I was at lunch with my boss yesterday at a fish taco place that is popular.  As we stood in line, I remarked the "office people" there.  They intrigue me.  I love the way they look, mostly.  Then men where that office uniform that is so crisp and professional.  The women, though, seem to have many more clothing options.  They, too, look crisp like newly minted money.  I am always disheveled at best and just sloppy looking at worst.  I look best that way, I'm afraid.  In office professional clothing, I look like something out of a wax museum.  I am lucky that I am allowed to get away with my sartorial sins.

"Do you know any of these people?" I asked.

"What?"

"Do you know any people who have these kind of jobs, office people, you know, the ones who go to work and have a lunch break then go back again?"

I realized I don't.  I have had friends who work, but they are lawyers and brokers and though they are busy, they pretty much make their own schedules.  They don't have set lunch hours and they don't punch a clock.  But I don't know any branch bank employees or people working in insurance offices.  Etc.  That I had never realized that until this moment rather shocked me.

My boss just looked at me quizzically like a dog who hears the words, "Do you want. . . " which it understands then hears the words "vacuum cleaner," head cocked at 45 degrees, eyes squinting.
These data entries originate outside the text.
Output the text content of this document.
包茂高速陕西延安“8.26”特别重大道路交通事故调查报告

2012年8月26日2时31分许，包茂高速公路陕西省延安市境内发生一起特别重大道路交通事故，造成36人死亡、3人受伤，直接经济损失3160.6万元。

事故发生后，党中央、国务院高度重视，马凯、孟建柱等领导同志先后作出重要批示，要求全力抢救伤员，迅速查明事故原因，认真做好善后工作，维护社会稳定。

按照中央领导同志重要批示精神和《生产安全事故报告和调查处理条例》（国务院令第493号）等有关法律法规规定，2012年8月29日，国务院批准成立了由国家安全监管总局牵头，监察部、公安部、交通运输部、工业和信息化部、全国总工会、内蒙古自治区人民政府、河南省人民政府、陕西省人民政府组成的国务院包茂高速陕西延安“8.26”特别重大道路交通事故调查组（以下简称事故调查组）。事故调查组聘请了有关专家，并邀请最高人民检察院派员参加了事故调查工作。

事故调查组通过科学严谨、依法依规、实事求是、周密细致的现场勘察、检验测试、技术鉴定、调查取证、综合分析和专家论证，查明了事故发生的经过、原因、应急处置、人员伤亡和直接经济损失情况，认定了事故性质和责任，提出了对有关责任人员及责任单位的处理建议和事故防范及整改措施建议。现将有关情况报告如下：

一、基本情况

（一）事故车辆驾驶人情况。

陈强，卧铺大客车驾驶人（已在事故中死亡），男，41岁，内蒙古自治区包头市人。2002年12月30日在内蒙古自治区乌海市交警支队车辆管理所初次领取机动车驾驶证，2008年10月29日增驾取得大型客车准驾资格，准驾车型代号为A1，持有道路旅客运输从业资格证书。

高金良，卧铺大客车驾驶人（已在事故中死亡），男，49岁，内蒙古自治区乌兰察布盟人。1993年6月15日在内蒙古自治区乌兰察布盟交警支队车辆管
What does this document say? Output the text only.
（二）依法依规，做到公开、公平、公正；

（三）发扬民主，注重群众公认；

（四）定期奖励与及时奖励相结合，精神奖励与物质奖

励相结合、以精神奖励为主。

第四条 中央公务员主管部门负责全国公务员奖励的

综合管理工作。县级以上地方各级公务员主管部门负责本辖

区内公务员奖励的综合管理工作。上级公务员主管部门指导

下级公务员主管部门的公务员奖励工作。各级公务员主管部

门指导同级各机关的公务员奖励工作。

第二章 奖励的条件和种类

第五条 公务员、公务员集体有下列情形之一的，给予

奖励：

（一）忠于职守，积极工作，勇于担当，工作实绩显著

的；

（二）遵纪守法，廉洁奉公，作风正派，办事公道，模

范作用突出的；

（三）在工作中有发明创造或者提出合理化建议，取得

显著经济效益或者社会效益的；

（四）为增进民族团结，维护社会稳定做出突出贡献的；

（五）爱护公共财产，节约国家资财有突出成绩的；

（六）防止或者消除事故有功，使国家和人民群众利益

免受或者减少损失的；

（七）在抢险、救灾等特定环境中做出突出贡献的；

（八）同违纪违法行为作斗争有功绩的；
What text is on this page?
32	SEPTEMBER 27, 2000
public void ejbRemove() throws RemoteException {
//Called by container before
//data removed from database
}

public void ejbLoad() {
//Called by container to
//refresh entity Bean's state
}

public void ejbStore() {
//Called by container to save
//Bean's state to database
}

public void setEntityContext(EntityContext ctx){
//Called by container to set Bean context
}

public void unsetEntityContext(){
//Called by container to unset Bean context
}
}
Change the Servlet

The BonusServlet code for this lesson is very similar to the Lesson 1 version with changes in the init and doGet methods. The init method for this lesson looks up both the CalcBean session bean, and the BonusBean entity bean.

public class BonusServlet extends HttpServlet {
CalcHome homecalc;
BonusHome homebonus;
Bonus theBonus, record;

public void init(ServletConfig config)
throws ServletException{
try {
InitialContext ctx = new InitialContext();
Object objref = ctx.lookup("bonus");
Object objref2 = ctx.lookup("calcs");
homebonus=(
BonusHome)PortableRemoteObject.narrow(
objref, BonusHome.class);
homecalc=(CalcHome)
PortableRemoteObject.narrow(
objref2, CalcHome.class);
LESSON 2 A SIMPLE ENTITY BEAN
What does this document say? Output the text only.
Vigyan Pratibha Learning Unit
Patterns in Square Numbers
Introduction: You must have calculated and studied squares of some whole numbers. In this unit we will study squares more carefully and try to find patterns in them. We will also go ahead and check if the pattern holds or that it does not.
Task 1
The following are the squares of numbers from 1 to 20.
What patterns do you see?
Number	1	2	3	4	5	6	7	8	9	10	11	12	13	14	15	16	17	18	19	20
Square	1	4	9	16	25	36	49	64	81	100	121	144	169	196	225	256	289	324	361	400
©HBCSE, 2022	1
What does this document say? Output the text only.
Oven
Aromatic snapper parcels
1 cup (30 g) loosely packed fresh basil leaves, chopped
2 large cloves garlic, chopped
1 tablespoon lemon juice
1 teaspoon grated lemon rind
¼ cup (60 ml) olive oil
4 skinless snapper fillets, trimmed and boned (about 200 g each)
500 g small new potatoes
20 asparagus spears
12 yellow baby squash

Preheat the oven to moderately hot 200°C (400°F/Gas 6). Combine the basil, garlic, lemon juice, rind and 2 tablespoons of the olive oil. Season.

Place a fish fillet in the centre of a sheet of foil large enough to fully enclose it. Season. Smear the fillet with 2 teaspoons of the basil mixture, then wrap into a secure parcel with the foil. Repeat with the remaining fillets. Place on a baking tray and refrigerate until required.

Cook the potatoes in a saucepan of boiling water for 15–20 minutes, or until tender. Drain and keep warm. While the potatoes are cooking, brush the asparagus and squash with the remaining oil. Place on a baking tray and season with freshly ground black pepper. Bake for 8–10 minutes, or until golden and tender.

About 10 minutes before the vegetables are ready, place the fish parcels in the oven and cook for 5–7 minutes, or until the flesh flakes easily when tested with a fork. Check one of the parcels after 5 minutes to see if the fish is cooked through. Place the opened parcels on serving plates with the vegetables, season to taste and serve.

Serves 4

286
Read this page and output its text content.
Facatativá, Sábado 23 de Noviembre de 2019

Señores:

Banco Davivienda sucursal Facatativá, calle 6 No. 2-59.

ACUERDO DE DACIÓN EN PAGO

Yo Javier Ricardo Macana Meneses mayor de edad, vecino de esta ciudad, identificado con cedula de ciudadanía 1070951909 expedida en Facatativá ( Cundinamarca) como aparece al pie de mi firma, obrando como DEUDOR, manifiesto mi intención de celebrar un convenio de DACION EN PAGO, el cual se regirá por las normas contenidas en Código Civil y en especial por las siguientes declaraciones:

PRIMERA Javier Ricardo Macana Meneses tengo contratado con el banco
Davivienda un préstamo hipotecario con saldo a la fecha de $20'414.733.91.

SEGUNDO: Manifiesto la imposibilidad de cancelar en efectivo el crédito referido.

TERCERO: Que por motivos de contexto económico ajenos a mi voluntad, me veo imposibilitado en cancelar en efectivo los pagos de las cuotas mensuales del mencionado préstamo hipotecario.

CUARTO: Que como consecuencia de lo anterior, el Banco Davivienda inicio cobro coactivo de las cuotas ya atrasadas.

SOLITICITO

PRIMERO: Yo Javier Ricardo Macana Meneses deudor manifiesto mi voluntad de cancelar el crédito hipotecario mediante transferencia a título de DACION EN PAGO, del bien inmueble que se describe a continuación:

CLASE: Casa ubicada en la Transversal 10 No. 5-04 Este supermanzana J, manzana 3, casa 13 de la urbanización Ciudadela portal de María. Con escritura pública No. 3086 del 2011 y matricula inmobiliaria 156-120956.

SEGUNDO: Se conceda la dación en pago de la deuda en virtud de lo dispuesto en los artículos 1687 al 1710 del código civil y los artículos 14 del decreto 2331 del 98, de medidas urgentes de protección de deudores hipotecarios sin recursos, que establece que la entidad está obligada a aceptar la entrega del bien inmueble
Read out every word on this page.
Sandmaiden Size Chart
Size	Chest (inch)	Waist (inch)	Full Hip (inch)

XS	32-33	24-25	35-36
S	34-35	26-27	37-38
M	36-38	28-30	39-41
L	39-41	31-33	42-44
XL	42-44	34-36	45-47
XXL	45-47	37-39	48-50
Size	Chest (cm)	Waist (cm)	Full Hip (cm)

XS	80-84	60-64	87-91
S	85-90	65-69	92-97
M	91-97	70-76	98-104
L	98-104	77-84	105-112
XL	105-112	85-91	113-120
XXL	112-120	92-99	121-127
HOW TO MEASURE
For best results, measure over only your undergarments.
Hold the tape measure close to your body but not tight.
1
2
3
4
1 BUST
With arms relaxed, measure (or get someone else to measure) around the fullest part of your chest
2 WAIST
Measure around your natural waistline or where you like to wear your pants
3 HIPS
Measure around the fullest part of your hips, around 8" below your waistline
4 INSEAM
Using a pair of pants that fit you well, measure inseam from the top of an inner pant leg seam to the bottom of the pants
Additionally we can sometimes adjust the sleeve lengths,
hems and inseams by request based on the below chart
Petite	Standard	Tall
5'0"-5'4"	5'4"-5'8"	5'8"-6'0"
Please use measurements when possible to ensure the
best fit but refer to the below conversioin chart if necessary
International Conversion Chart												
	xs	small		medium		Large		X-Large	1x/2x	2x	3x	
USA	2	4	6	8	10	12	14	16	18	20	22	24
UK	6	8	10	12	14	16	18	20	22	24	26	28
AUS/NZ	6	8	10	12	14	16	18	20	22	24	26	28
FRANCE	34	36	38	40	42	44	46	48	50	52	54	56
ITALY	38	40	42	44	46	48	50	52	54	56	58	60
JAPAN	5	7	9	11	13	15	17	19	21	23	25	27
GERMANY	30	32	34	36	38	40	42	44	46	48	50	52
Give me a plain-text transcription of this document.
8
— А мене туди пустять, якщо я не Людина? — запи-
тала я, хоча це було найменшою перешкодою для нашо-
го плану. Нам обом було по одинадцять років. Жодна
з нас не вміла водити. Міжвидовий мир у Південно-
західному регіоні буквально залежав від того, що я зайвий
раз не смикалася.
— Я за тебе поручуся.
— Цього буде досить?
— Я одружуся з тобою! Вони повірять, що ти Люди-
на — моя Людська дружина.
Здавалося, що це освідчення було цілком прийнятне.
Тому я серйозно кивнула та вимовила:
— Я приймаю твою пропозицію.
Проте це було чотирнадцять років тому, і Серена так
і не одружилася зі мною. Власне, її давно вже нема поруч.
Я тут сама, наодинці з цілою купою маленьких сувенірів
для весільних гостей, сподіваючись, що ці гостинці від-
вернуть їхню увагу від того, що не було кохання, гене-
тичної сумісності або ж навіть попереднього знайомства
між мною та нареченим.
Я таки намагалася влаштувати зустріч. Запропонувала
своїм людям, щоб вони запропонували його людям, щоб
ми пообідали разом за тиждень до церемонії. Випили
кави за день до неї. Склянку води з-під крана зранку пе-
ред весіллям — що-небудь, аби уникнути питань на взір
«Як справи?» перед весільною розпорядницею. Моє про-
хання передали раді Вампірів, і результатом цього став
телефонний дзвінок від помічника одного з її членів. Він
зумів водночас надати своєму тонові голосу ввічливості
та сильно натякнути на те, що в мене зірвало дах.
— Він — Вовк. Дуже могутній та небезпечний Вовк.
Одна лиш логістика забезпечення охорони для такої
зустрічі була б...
"They fascinate me," I said.  "Look at them.  They are all clean and cheerful."

I realized I sounded like James A. Fitzpatrick in the old "Travel Talks" newsreels (link).  I hate to admit how much influence such things had on me as I grew up.  I could just as easily have said, "Here we have come upon a rather large group of office workers out on their daily lunch break.  They are an attractive and industrious crew, such a clean and cheerful people."

I guess at the moment, though, that is what I was feeling.

The women.  I don't know how they do it.  I don't know where they get their clothing.  Target, I imagine.  I can see them there in my mind's eye going through the clothing section.  And again, I am ashamed to say I hear the Updikian voice in my head; "They look so good and sexy, even the chubby ones."

It is just fantasy, I know, and the bubble burst when we got back to the office.  One of the secretaries was going on a European cruise, and we were all wishing her a bon voyage when one of the others said in that certain tone, "Oh, that is on my husband's and my bucket list."

It was like nails on a chalkboard to me.  I had to leave the room.  Why do they do it?  Why do people use such hackneyed expressions in that highfalutin tone?  The question is rhetorical.  I know the answer.

And I know that like all things, my fascination would run out with familiarity.  It would run its course long before intimacy.

And I know, even better, that the first time I opened my mouth, that cheerfulness would leave them as quickly as smoke leaves a cigarette.  I have no illusions about that.  But, as they say, wouldn't it be pretty to think so.